Your Red devil is more focused on it's mate. If they haven't laid eggs yet, then you haven't witnessed the breeding aggression. A lot of cichlids won't become all that aggressive when they spawn, until they have free swimming fry and begin to herd them around the tank. But really in the long run, the aggression problem that you are likely to encounter is between the male and female. They really only come together for a spawn. After that they go there separate ways. Sometimes in captivity, outside threats can keep the pair together between spawns, and the high calories and low activity, keep the female ready to breed frequently (rather then once per season, as in the wild) . So keep a close eye and have your divider ready. Also good practice to have hiding spots that the female can fit into and the male cannot.

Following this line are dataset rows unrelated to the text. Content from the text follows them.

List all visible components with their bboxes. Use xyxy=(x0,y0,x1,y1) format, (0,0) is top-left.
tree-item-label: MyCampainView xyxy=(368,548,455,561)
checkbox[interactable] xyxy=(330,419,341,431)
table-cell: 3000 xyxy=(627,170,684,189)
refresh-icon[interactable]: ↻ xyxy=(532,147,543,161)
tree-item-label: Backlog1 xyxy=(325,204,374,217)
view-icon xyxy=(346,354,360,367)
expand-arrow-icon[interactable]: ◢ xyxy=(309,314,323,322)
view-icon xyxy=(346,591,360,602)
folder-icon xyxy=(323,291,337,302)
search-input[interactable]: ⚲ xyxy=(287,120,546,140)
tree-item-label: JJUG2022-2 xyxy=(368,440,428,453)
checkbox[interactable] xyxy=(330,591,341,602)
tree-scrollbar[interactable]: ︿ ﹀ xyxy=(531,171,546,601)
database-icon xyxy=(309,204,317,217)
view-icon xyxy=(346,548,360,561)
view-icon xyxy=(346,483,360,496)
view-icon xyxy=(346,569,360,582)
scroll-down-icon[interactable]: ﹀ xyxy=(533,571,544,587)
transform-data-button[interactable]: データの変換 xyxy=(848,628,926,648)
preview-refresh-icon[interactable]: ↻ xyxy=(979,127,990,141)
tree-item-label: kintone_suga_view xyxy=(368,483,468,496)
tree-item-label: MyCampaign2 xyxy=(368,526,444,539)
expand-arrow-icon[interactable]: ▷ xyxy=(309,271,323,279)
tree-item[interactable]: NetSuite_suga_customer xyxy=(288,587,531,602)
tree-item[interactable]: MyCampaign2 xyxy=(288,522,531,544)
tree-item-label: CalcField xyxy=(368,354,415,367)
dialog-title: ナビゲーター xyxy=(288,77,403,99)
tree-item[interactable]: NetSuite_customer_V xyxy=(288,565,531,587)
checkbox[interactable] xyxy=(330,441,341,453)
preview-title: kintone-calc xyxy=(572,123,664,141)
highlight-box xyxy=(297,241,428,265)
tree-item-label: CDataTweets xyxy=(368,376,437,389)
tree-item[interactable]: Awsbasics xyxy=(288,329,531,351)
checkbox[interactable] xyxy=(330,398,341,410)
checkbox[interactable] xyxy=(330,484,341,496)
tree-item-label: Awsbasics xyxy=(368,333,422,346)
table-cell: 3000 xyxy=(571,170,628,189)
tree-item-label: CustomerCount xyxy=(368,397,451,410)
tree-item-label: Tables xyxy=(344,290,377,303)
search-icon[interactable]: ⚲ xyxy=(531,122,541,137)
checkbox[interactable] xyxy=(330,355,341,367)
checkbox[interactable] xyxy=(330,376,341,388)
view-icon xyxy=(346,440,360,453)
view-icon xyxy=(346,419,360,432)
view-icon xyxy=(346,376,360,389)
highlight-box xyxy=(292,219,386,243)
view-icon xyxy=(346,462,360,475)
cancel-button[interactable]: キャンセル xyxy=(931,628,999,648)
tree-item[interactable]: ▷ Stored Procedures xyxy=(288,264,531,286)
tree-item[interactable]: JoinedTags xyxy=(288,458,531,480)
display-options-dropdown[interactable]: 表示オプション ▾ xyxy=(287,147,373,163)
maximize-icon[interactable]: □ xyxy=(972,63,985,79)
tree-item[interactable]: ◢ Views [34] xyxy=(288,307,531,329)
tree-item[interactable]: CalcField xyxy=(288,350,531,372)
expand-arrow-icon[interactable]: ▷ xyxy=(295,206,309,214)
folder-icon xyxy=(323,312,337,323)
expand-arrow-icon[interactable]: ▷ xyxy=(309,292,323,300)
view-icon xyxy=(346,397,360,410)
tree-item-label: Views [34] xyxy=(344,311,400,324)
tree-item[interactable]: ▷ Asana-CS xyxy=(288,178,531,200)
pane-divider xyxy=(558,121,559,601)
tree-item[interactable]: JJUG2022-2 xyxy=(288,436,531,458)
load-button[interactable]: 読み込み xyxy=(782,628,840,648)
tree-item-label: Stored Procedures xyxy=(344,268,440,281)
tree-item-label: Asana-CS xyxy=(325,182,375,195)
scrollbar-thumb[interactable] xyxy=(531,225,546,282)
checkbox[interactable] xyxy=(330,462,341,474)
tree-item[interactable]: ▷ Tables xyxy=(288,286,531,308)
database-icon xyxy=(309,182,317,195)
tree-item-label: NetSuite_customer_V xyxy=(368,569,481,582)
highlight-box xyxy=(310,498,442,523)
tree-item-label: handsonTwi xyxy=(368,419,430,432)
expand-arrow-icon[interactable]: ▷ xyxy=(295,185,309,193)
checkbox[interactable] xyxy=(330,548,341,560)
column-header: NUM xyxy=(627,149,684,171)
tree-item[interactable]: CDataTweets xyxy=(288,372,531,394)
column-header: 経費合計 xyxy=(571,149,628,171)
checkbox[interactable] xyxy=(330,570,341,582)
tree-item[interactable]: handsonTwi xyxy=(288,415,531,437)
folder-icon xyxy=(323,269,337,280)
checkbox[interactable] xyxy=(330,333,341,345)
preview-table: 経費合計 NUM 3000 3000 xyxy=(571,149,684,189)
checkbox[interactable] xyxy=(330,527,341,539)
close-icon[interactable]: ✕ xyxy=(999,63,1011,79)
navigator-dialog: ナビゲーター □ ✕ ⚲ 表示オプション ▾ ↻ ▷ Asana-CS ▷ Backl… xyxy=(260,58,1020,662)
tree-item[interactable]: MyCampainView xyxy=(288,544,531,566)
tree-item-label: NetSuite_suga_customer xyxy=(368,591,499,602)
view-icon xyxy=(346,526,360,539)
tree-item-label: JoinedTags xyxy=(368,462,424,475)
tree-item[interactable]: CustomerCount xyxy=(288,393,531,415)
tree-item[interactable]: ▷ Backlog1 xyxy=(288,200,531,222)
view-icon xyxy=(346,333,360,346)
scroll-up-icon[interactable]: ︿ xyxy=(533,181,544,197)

At least this might give you more opportunity to get a devider into the tank if needed, before the male seriously harms the female.


----------



## Apolly (Sep 13, 2019)

yea i made a shelter out of egg crate for her to fit into and he cant follow.the thing is he was extremely aggressive to her before pairing up for about a week now its been another week and still no spawn and no aggression between them really,i do know if a pair breaks up it can be really bad for the smaller fish,their are target fish in the tank to hold their bond


----------